Rasa cinta itu pun diturunkan dari generasi ayah saya ke generasi saya. Lalu
rasa cinta itu pun diturunkan dari generasi saya ke generasi selanjutnya.
Saya
sendiri menyaksikannya saat Persib juara tahun ini. Lansia berusia 70 tahunan
yang membawa cucunya untuk merayakan Persib. Bapak-bapak usia 40 tahunan dengan
balitanya, hingga bocil-bocil yang masih duduk di bangku SD. Semua tumpah ruah
turun ke jalan untuk merayakan juaranya Persib Bandung.
Dari
Persib Bandung hingga Fenerbahçe
Saya
juga yakin, rasa cinta yang diturunkan pada sebuah klub sepak bola bukan hanya
terjadi pada klub kebanggaan Kota Bandung dan Jawa Barat tersebut.
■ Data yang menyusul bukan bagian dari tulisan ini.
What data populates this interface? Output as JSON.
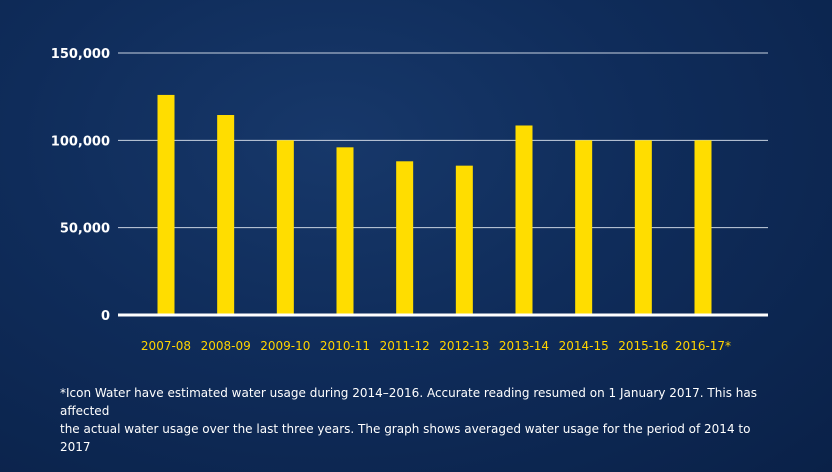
{
  "chart_data": {
    "type": "bar",
    "title": "",
    "xlabel": "",
    "ylabel": "",
    "categories": [
      "2007-08",
      "2008-09",
      "2009-10",
      "2010-11",
      "2011-12",
      "2012-13",
      "2013-14",
      "2014-15",
      "2015-16",
      "2016-17*"
    ],
    "values": [
      126000,
      114500,
      100000,
      96000,
      88000,
      85500,
      108500,
      100000,
      100000,
      100000
    ],
    "ylim": [
      0,
      150000
    ],
    "yticks": [
      0,
      50000,
      100000,
      150000
    ],
    "ytick_labels": [
      "0",
      "50,000",
      "100,000",
      "150,000"
    ],
    "grid": true,
    "legend": "none",
    "colors": {
      "bar": "#ffdd00",
      "tick_x": "#ffd400",
      "tick_y": "#ffffff",
      "grid": "#c8d2e0",
      "baseline": "#ffffff",
      "background": "#0f2c5a"
    }
  },
  "footnote": {
    "line1": "*Icon Water have estimated water usage during 2014–2016. Accurate reading resumed on 1 January 2017. This has affected",
    "line2": "the actual water usage over the last three years. The graph shows averaged water usage for the period of 2014 to 2017"
  }
}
Rasa cinta
tersebut diturunkan pada seluruh klub sepak bola, mulai dari Manchester United,
Real Madrid, Juventus, maupun klub sepak bola lainnya.
Yang
paling iconic mungkin kisah Mumtaz Amca dan Ihsan Teyze, fans Fenerbahçe yang
sering diposting berbagai akun sepak bola dalam beberapa tahun terakhir ini, di
mana pasangan tersebut menyaksikan Fenerbahçe selama bertahun-tahun di stadion
hingga Ihsan Teyze meninggal dunia terlebih dahulu, lalu disusun Mumtaz Amca
beberapa tahun setelahnya. Fenerbahçe telah memberikan penghormatan kepada
sepasang kekasih ini dengan menaruh potongan karton bergambar Mumtaz Amca dan
Ihsan Teyze dan ditempatkan di kursi yang sering duduki mereka saat menonton
pertandingan Fenerbahçe.
Saya
hanya bisa membayangkan, bagaimana sedihnya Mumtaz Amca ditinggal terlebih
dahulu oleh Ihsan Teyze sehingga ia harus menyaksikan berbagai laga kandang
Fenerbahçe seorang diri sebelum akhirnya ia pun menghembuskan nafas terakhirnya
sebagai fans setia Fenerbahçe, seperti yang dialami oleh ketiga insan Bobotoh
yang sudah saya ceritakan di atas.
Merayakan tim kesayangan kita juara tanpa kehadiran yang terkasihi memang sedih. Seperti yang saya ceritakan di atas. Namun kita juga jangan tenggelam dalam rasa sedih itu. Kita harus terus maju dan melanjutkan spirit dari orang yang kita kasihi tersebut dengan terus mendukung tim kesayangan kita dengan sepenuh hati, apapun yang terjadi.